Model | Accuracy | Recall (micro) | Recall (macro) | Precision (micro) | Precision (macro) | F1 (macro) | F1 (micro) |
---|---|---|---|---|---|---|---|
convnextb | 0.5145 | 0.5145 | 0.4032 | 0.5145 | 0.3034 | 0.5145 | 0.3208 |
convnexts | 0.5242 | 0.5242 | 0.3881 | 0.5242 | 0.3106 | 0.5242 | 0.3209 |
efficientnet2m | 0.5640 | 0.5640 | 0.4081 | 0.5640 | 0.3363 | 0.5640 | 0.3513 |
efficientnet2s | 0.5870 | 0.5870 | 0.4115 | 0.5870 | 0.3519 | 0.5870 | 0.3628 |
blip-vqa-capfilt-large | 0.6316 | 0.6316 | 0.4205 | 0.6316 | 0.3951 | 0.6316 | 0.3930 |
vilt-b32-finetuned-vqa | 0.7237 | 0.7237 | 0.4438 | 0.7237 | 0.4565 | 0.7237 | 0.4460 |
We see that accuracy and micro recall are equal for multiclass classification.

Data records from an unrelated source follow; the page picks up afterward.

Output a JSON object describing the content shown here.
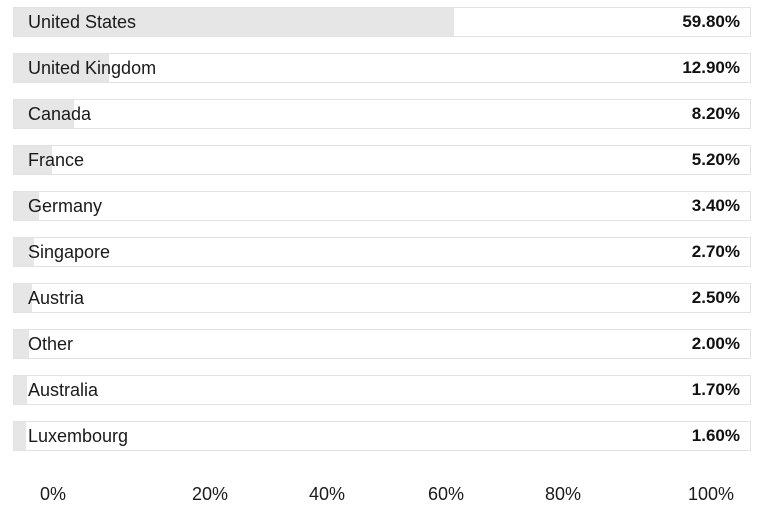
{
  "chart_data": {
    "type": "bar",
    "orientation": "horizontal",
    "title": "",
    "xlabel": "",
    "ylabel": "",
    "categories": [
      "United States",
      "United Kingdom",
      "Canada",
      "France",
      "Germany",
      "Singapore",
      "Austria",
      "Other",
      "Australia",
      "Luxembourg"
    ],
    "values": [
      59.8,
      12.9,
      8.2,
      5.2,
      3.4,
      2.7,
      2.5,
      2.0,
      1.7,
      1.6
    ],
    "value_labels": [
      "59.80%",
      "12.90%",
      "8.20%",
      "5.20%",
      "3.40%",
      "2.70%",
      "2.50%",
      "2.00%",
      "1.70%",
      "1.60%"
    ],
    "xlim": [
      0,
      100
    ],
    "x_ticks": [
      0,
      20,
      40,
      60,
      80,
      100
    ],
    "x_tick_labels": [
      "0%",
      "20%",
      "40%",
      "60%",
      "80%",
      "100%"
    ],
    "grid": false,
    "legend": "none",
    "colors": {
      "bar_fill": "#e6e6e6",
      "row_background": "#ffffff",
      "row_border": "#e2e2e2",
      "text": "#1a1a1a"
    }
  }
}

We see that off all the BRAILS models, efficientnet2s
is the best, even though it's the smallest model! Perhaps it has something to do with the small size of the training set, with a small model better able to utilize it. Overall, ViLT outperforms all the other models with the test threshold. It could be interesting to try other thresholds and see how it affects the classifier performance of the VQA models.
You can recreate these results by running the code here: https://github.com/lhovon/vqa-models-buildings
Conclusion
This is mostly me playing data scientist, if you found some glaring mistakes or thought this did not make any sense, please let me know. I'd be happy to learn more about this subject.
Overall, I was very happy with the results from BLIP. It was cool to be able to run a model and actually solve a real problem using it, all without requirting expensive hardware.
Notes
The two models are bad at following instructions. For example, if told
Reply 'no_bldg' if no building is visible, 'metal' if a metal building is visible and 'not_metal' if a non-metal building is visible
they will both consistently answer by yes/no instead.